It is very suprising that in the light of the stupendous failure of Windows XP to lure businesses away from Windows 2000, due to its awful mangling of a resonably solid code base, Microsoft would persist in attempting to bring Windows to a unified code base.
I understand that for them it is much cheaper to have a single team working on Windows, than to maintain different versions for their professional audience as well as their consumer space, but they really should look at some real-world use cases. In almost all of the corporate environments where Windows XP Professional is used, the individuals using those workstations almost always change the interface back to the old Windows 2000 look. They are doing this because the visual clutter associated with Windows XP is apalling. I remember the first time I installed XP and showed it to some friends, they told me that it looked like a circus and they weren't interested in it. I eventually found myself changing XP back to the old look, before switching completely to the Macintosh platform.

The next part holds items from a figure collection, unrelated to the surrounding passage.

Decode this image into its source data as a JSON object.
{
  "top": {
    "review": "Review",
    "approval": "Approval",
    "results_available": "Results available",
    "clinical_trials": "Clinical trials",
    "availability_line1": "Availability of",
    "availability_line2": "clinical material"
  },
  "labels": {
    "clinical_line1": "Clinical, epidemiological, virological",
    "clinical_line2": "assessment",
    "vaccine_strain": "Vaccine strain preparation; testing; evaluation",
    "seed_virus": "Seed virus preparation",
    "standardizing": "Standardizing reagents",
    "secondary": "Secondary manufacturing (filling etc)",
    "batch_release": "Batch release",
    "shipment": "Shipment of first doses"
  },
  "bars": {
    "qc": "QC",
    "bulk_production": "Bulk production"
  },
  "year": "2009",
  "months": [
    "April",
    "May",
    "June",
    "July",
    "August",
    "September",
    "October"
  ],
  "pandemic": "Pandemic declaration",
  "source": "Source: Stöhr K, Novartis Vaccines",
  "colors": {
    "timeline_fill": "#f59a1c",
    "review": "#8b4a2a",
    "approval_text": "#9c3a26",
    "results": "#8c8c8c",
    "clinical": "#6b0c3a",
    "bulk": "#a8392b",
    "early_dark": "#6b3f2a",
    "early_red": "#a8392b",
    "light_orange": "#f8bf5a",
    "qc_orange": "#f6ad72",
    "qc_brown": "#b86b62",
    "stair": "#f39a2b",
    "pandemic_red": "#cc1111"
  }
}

Microsoft would be well served to rethink their position on the combining of their “professional” and “home” code. I know that there is a “Home” version of XP that is awful, and there is a “Professional” version that is just bad. For the remaining PCs that I own, and I own many, I have reverted all of them to Windows 2000 because I am a developer. I want my software to work and I don't need a bunch of visual garbage.
Most people would then ask, “Why did you switch to OS X then?” Apple's visual garbage is not in my way. There aren't wizards to attempt to do every little thing for me and it doesn't hide icons or settings in little acordians making things hard for me as a user. Everything is where I need it or where I expect for it to be, and they don't change that. Windows 2000 was the same way. It is rock solid, I have maybe half of the crashes with 2000 that I have with XP, and I think much of that is due to Microsoft still trying to support software that ran on Windows 95. Microsoft should go back to peddling their buggy user-friendly code to consumers for $79.99, and give the solid consistent no-nonsense code to businesses for $299.99. Its more expensive, but which is better saving 2 million dollars on revenues of 3 million, or spending 17 million dollars on revenues of 100 million, and re-establishing your reputation. I think any businessperson with half a head on their shoulders would figure out that the latter is the way to go.
Perhaps the Department of Justice had something when they suggested that Microsoft split up. I think it would have made the company a lot stronger, and that Microsoft should pursue this course of action of its own volition. They should spin off their search, home OS, professional OS, and office divisions into their own pseudo-corporations with budgets and little to no interference from the top. These modules should be able to come up with their own software and product agendas, and be able to act more independently. Then perhaps Microsoft would get back the innovative scrappy spirit that made it what it is. The home group could develop a killer version of Windows that worked with the XBox in some previously unimagined configuration that would revolutionize home entertainment, and it would work with everything under the sun. Maybe for kicks it could even be stable and in true Microsoft style have a strange bulbous UI that would appeal to characters who might make cameos on the saturday morning cartoon Tokyo Pig.
Then on the other hand, they could release a slick sexy OS for business that used the 3D performance of nVidia and ATi's graphics cards for purpose and not for eye candy. The OS wouldn't be based on 10 year old technology, and it would use biometrics for security. The business OS would be focused on speed, security, and efficiency, and would be a perfect platform for software development. It would bundle IIS and the standard version of the visual studio tools. The business release would create new avenues of developemnt for Microsoft, since with these tools it would be more work to badly code interface elements and other interactions with the underlying OS. It would continue in the true Windows 2000 fashion.
While all this is a dream, the reality is that “Longhorn” has too much visual garbage. The 3D, in the most recent betas, seems tacked on and is not used to any particular effect. The look of the betas is much better than Windows XP, but it is still not really dialed in. Apple did the brushed metal thing, and I am hoping that Microsoft can get a little more original than that. Apple has some three different interface looks going on in “Tiger” which is ridiculous. I have to commend the “Longhorn” UI designers on their consistency of the interface.
There is no reason for businesses to upgrade to “Longhorn” since the hardware requirements to get it to be any different from Windows XP will not be worth it. Microsoft can try to release Office to require users to upgrade, but they haven't really innovated in this space since Office 2000 anyway so that won't work. What they really need to do is to get the OS figured out in tandem with some new really cool way for their customers to work. If they can not do this they'll figure out the hard way that business users are pretty happy with what they've got and Redmond isn't releasing anything that makes them want to change. This is the core problem, and it has a lot to do with the compatability garbage built into Windows XP Pro and Home. On paper, Microsoft is way out front, but in reality Bill Gates is right, any kid anywhere in their garage can put Microsoft out of business. At least he still has the sense to know that. Hopefully he can inspire that same level of paranoia in his team, or it will be a long ugly decay for Microsoft, and all those little companies they stepped on heading up will have fun picking at their bones on the way down.